I am using the DSS from MKL to solve the linear system of equations Ax=b, for which the resulting matrix A is sparse and not symmetric, but its structure is symmetric.
Concerning the options, I am using MKL_DSS_SYMMETRIC_STRUCTURE in the definition of the structure and MKL_DSS_INDEFINITE in the factorization.
I am using the following example (15*15 matrix in attachment) to try and solve a system considering that the matrix A is sparse. Unfortunately, the DSS solver gives an error of “MKL-DSS-DSS-Error, Zero Pivot detected”, but the matrix is non-singular. The determinant of the matrix is about -3.1e+62 (calculated in excel) and I get the solution both in excel and matlab.
When I switch the definition of the matrix structure for MKL_DSS_NON_SYMMETRIC, I get the correct solution. I don’t understand why!
In order to understand this problem I create a new subroutine.
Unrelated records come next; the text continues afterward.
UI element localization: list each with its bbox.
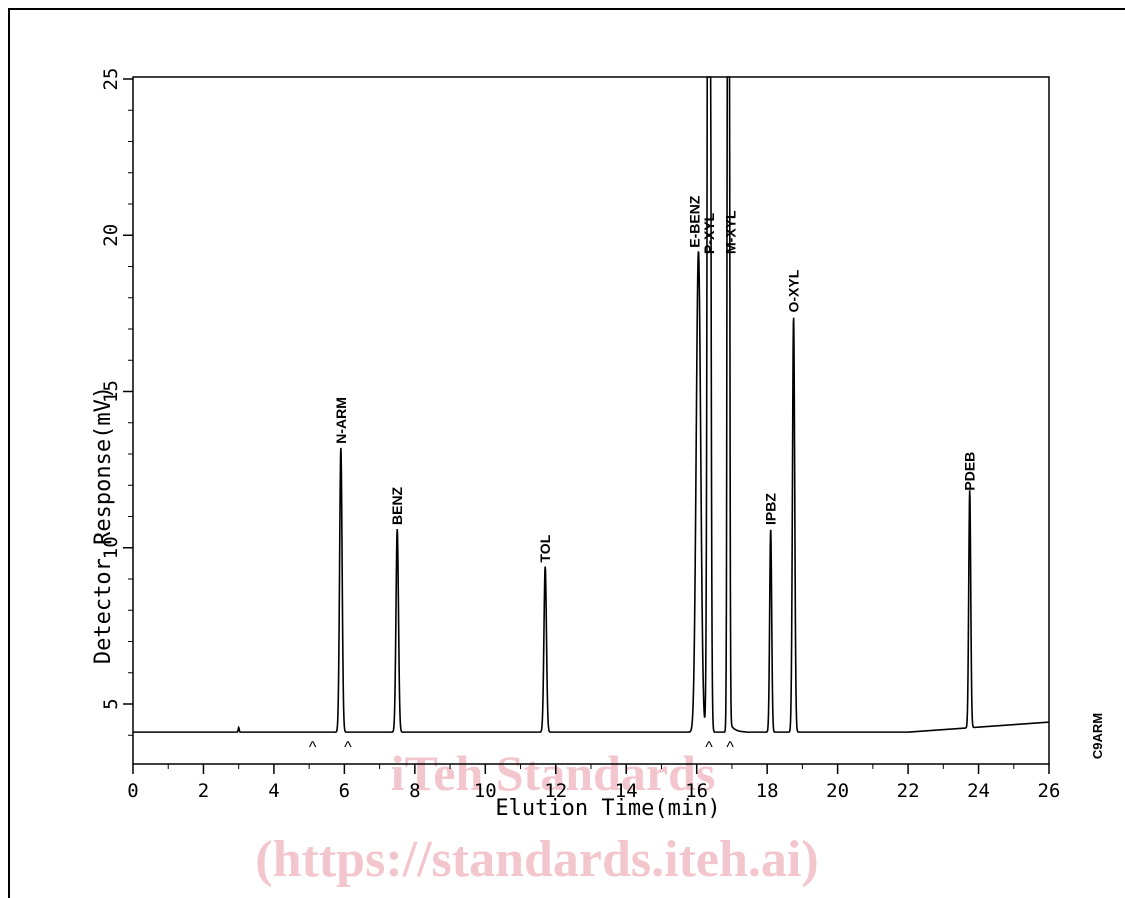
plot-area: [132, 76, 1050, 765]
peak-label-benz: BENZ: [389, 486, 405, 525]
x-tick-label: 12: [544, 780, 567, 802]
x-tick-label: 22: [897, 780, 920, 802]
watermark-line2: (https://standards.iteh.ai): [255, 831, 818, 888]
integration-marker: ^: [344, 739, 352, 756]
y-tick-label: 15: [100, 380, 122, 403]
integration-markers: ^ ^ ^ ^: [309, 739, 734, 756]
integration-marker: ^: [705, 739, 713, 756]
integration-marker: ^: [309, 739, 317, 756]
x-tick-label: 6: [339, 780, 350, 802]
x-tick-label: 4: [268, 780, 279, 802]
x-tick-label: 14: [615, 780, 638, 802]
y-tick-label: 5: [100, 698, 122, 709]
peak-label-ipbz: IPBZ: [763, 493, 779, 525]
peak-label-e-benz: E-BENZ: [687, 195, 703, 248]
x-axis: 0 2 4 6 8 10 12 14 16 18 20 22 24 26: [127, 764, 1060, 802]
x-tick-label: 0: [127, 780, 138, 802]
y-tick-label: 20: [100, 224, 122, 247]
peak-label-m-xyl: M-XYL: [722, 210, 738, 254]
y-axis: 5 10 15 20 25: [100, 68, 133, 736]
x-axis-title: Elution Time(min): [495, 796, 720, 821]
y-tick-label: 10: [100, 536, 122, 559]
x-tick-label: 26: [1038, 780, 1061, 802]
integration-marker: ^: [726, 739, 734, 756]
x-tick-label: 8: [409, 780, 420, 802]
peak-label-pdeb: PDEB: [962, 452, 978, 491]
x-tick-label: 2: [198, 780, 209, 802]
peak-label-n-arm: N-ARM: [333, 397, 349, 444]
figure-frame: [8, 8, 1125, 898]
y-tick-label: 25: [100, 68, 122, 91]
y-axis-title: Detector Response(mV): [91, 386, 116, 664]
peak-label-tol: TOL: [537, 534, 553, 562]
x-tick-label: 18: [756, 780, 779, 802]
x-tick-label: 10: [474, 780, 497, 802]
sample-id-label: C9ARM: [1090, 713, 1105, 759]
peak-label-o-xyl: O-XYL: [786, 269, 802, 312]
peak-label-p-xyl: P-XYL: [701, 212, 717, 254]
x-tick-label: 20: [826, 780, 849, 802]
watermark-line1: iTeh Standards: [391, 745, 716, 801]
chromatogram-trace: [133, 76, 1050, 733]
x-tick-label: 24: [967, 780, 990, 802]
x-tick-label: 16: [685, 780, 708, 802]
Using the initial definition of matrix structure, I give all elements of A as non-zero (dense matrix), I am not take advantage of the sparse matrix. With this structure, DSS solver gives the correct solution.
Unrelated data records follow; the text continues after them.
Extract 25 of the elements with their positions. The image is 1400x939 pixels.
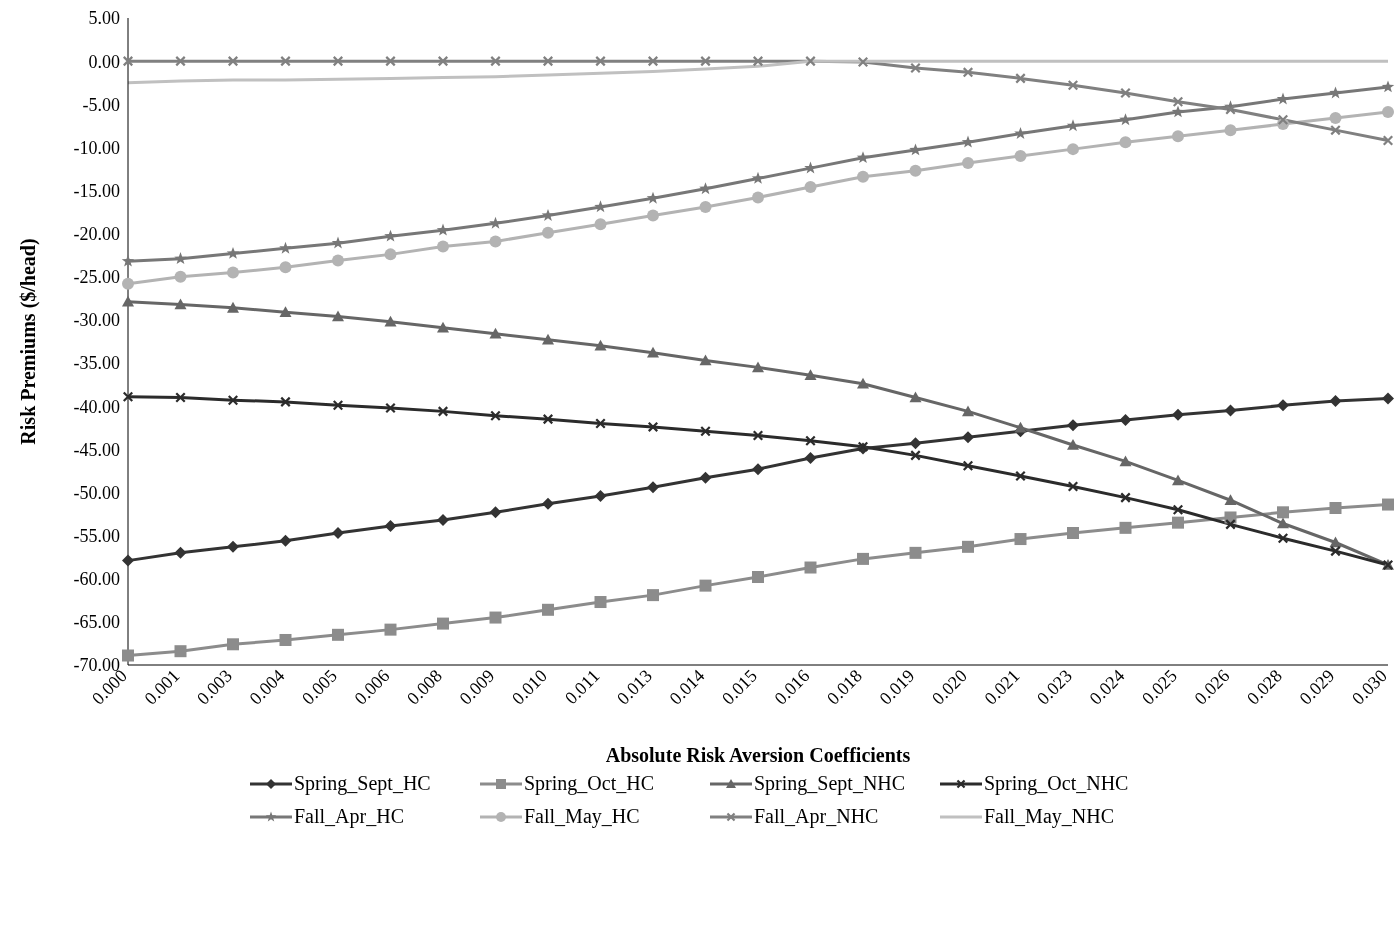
legend-label: Fall_May_NHC xyxy=(984,805,1114,828)
y-tick-label: -15.00 xyxy=(73,180,120,201)
x-axis-title: Absolute Risk Aversion Coefficients xyxy=(605,744,911,766)
y-tick-label: -35.00 xyxy=(73,353,120,374)
legend-label: Spring_Oct_HC xyxy=(524,772,654,795)
y-tick-label: 0.00 xyxy=(88,51,120,72)
legend-label: Fall_Apr_NHC xyxy=(754,805,879,828)
y-axis-title: Risk Premiums ($/head) xyxy=(17,238,41,445)
y-tick-label: -5.00 xyxy=(82,94,120,115)
legend-label: Fall_Apr_HC xyxy=(294,805,404,828)
legend-label: Fall_May_HC xyxy=(524,805,640,828)
legend-label: Spring_Sept_NHC xyxy=(754,772,906,795)
y-tick-label: -55.00 xyxy=(73,525,120,546)
y-tick-label: -60.00 xyxy=(73,569,120,590)
legend-label: Spring_Oct_NHC xyxy=(984,772,1129,795)
y-tick-label: -40.00 xyxy=(73,396,120,417)
y-tick-label: -30.00 xyxy=(73,310,120,331)
y-tick-label: -50.00 xyxy=(73,482,120,503)
y-tick-label: -20.00 xyxy=(73,224,120,245)
y-tick-label: -10.00 xyxy=(73,137,120,158)
y-tick-label: -45.00 xyxy=(73,439,120,460)
y-tick-label: -25.00 xyxy=(73,267,120,288)
legend-label: Spring_Sept_HC xyxy=(294,772,431,795)
y-tick-label: 5.00 xyxy=(88,8,120,29)
y-tick-label: -65.00 xyxy=(73,612,120,633)
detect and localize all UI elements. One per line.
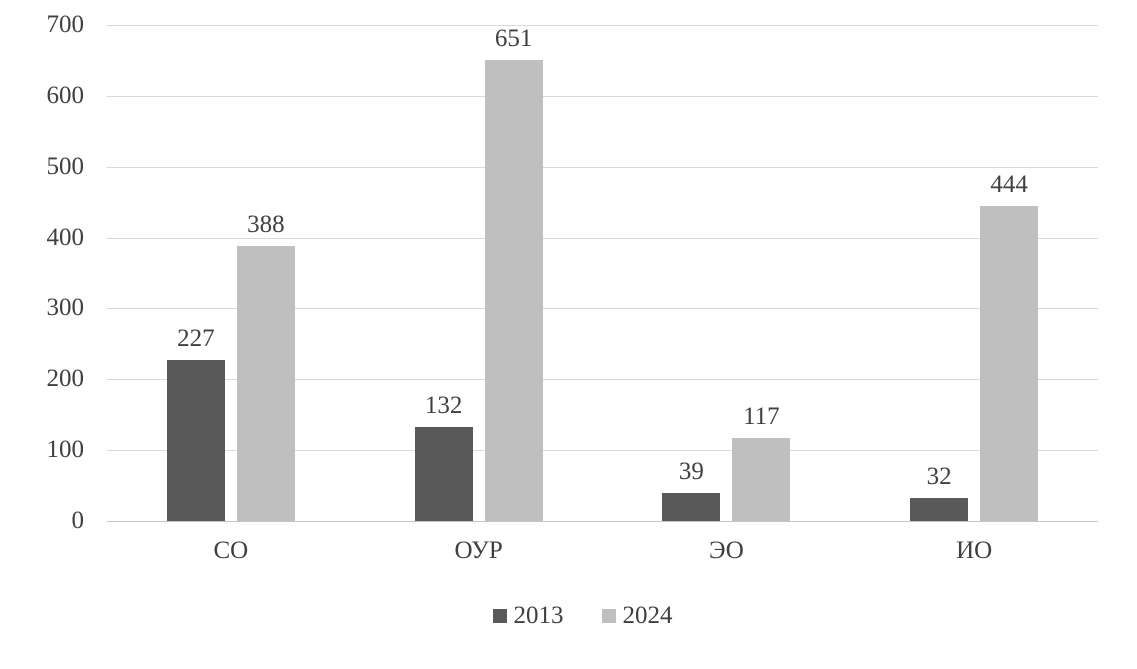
data-label: 39 [678, 458, 704, 486]
legend: 2013 2024 [14, 601, 1137, 631]
bar-2024 [732, 438, 791, 521]
y-tick-label: 600 [46, 81, 85, 109]
data-label: 388 [247, 211, 285, 239]
bar-2013 [414, 427, 473, 521]
bar-2024 [484, 59, 543, 521]
x-axis-line [107, 521, 1098, 522]
category-label: ОУР [454, 537, 503, 564]
gridline [107, 25, 1098, 26]
gridline [107, 308, 1098, 310]
data-label: 32 [926, 463, 952, 491]
bar-2013 [662, 493, 721, 521]
legend-swatch [492, 609, 507, 623]
gridline [107, 237, 1098, 239]
y-tick-label: 100 [46, 436, 85, 464]
gridline [107, 95, 1098, 97]
data-label: 651 [494, 24, 533, 52]
gridline [107, 450, 1098, 452]
legend-item: 2013 [492, 602, 564, 630]
category-label: СО [213, 537, 249, 564]
gridline [107, 379, 1098, 381]
gridline [107, 166, 1098, 168]
legend-swatch [601, 609, 616, 623]
bar-2024 [236, 246, 295, 521]
y-tick-label: 700 [46, 11, 85, 38]
x-axis: СО ОУР ЭО ИО [213, 537, 993, 564]
plot-area: 227 388 132 651 39 117 32 444 [107, 24, 1098, 522]
y-tick-label: 0 [71, 507, 85, 534]
data-label: 117 [743, 403, 780, 431]
legend-label: 2024 [622, 602, 673, 629]
legend-item: 2024 [601, 602, 673, 630]
y-tick-label: 400 [46, 223, 85, 251]
bar-2013 [910, 498, 969, 521]
data-label: 444 [990, 171, 1028, 199]
y-tick-label: 200 [46, 365, 85, 393]
y-tick-label: 500 [46, 152, 85, 180]
category-label: ИО [956, 537, 993, 564]
data-label: 227 [177, 325, 215, 353]
bar-2013 [166, 360, 225, 521]
legend-label: 2013 [513, 602, 564, 629]
category-label: ЭО [708, 537, 744, 564]
bar-2024 [980, 206, 1039, 521]
y-axis: 0 100 200 300 400 500 600 700 [0, 0, 107, 560]
data-label: 132 [424, 392, 463, 420]
y-tick-label: 300 [46, 294, 85, 322]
Someone can help me why I cannot use the MKL_DSS_SYMMETRIC_STRUCTURE definition in the sparse matrix structure.
Both subroutines are in attachment.
Yes, we confirmed that this is the bug and the cause of the problem has been found. How important this issue is for you? Can you use the MKL_DSS_NON_SYMMETRIC case as a temporarily workaroud? we expect no performance degradation in that case.
Thank you for your quick response. I have not problem to use the option MKL_DSS_NON_SYMMETRIC and I check yesterday that the performance is not affected with a simple problem.